最大装甲厚は25粍(砲塔のみ)、武装は、九七式57粍戦車砲1門、九七式車載重機関銃2門である。
火力増強とは云っているものの、チハの九七式57粍戦車砲は、ハ號の主砲である九四式、九八式37粍戦車砲に装甲貫徹力で劣っている。

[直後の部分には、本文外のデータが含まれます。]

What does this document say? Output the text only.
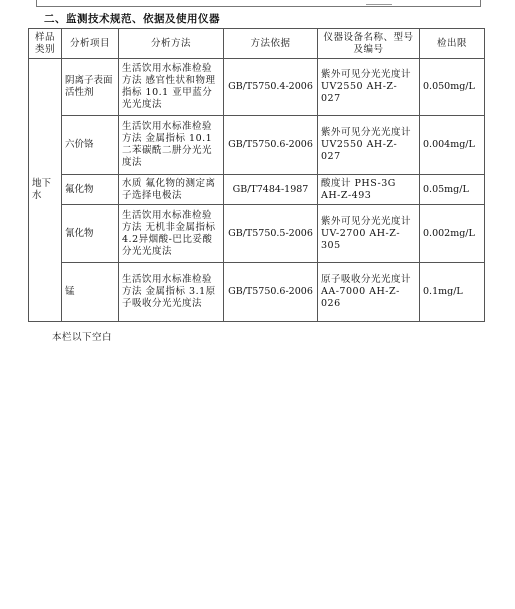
二、监测技术规范、依据及使用仪器
样品类别	分析项目	分析方法	方法依据	仪器设备名称、型号及编号	检出限
地下水	阴离子表面活性剂	生活饮用水标准检验方法 感官性状和物理指标 10.1 亚甲蓝分光光度法	GB/T5750.4-2006	紫外可见分光光度计 UV2550 AH-Z-027	0.050mg/L
	六价铬	生活饮用水标准检验方法 金属指标 10.1 二苯碳酰二肼分光光度法	GB/T5750.6-2006	紫外可见分光光度计 UV2550 AH-Z-027	0.004mg/L
	氟化物	水质 氟化物的测定离子选择电极法	GB/T7484-1987	酸度计 PHS-3G AH-Z-493	0.05mg/L
	氰化物	生活饮用水标准检验方法 无机非金属指标 4.2异烟酸-巴比妥酸分光光度法	GB/T5750.5-2006	紫外可见分光光度计 UV-2700 AH-Z-305	0.002mg/L
	锰	生活饮用水标准检验方法 金属指标 3.1原子吸收分光光度法	GB/T5750.6-2006	原子吸收分光光度计 AA-7000 AH-Z-026	0.1mg/L
本栏以下空白
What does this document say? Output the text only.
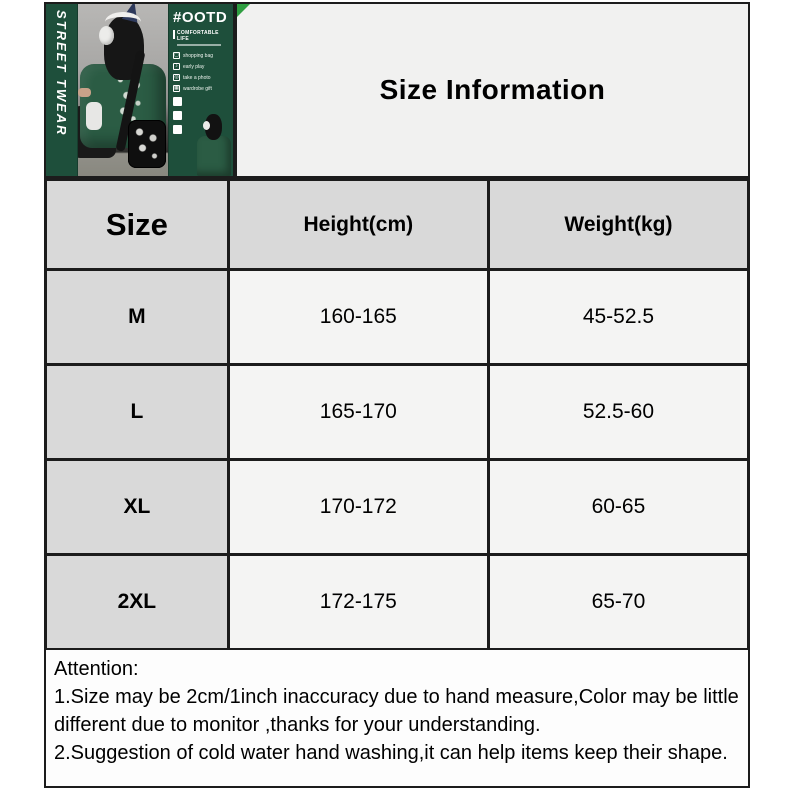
STREET TWEAR	#OOTD
COMFORTABLE LIFE
▢ shopping bag
♪	early play
◎ take a photo
▦ wardrobe gift	Size Information
Size	Height(cm)	Weight(kg)
M	160-165	45-52.5
L	165-170	52.5-60
XL	170-172	60-65
2XL	172-175	65-70

Attention:

1.Size may be 2cm/1inch inaccuracy due to hand measure,Color may be little different due to monitor ,thanks for your understanding.

2.Suggestion of cold water hand washing,it can help items keep their shape.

(どちらにせよ同じ結果が待ってはいるが)
しかし、ハ號に比べてより大きい口径の榴弾が使え、対歩兵戦斗に於いてはハ號よりかは効力があると思われる。
また、日本陸軍は独逸から成形炸薬弾(タ弾)の技術提供を受けており、これは砲身長に関係なく、口径の大きさによって威力が決まる為、タ弾の製造が上手く行けば対戦車戦斗にも若干の希望が見える。
しかし、ケヌはあくまで水増しに過ぎず、もし本土決戦となっていたとしても、その多くが戦果を挙げる事無く撃破されると思われる。
ケヌは本土決戦用に少数が製造、配備され、戦後、連合軍によって処分された。
ロシアのクビンカ博物館にケヌらしきものが実存するがこれは前述の車体改造が施されてなく、満州で現地改造されたものと思われる。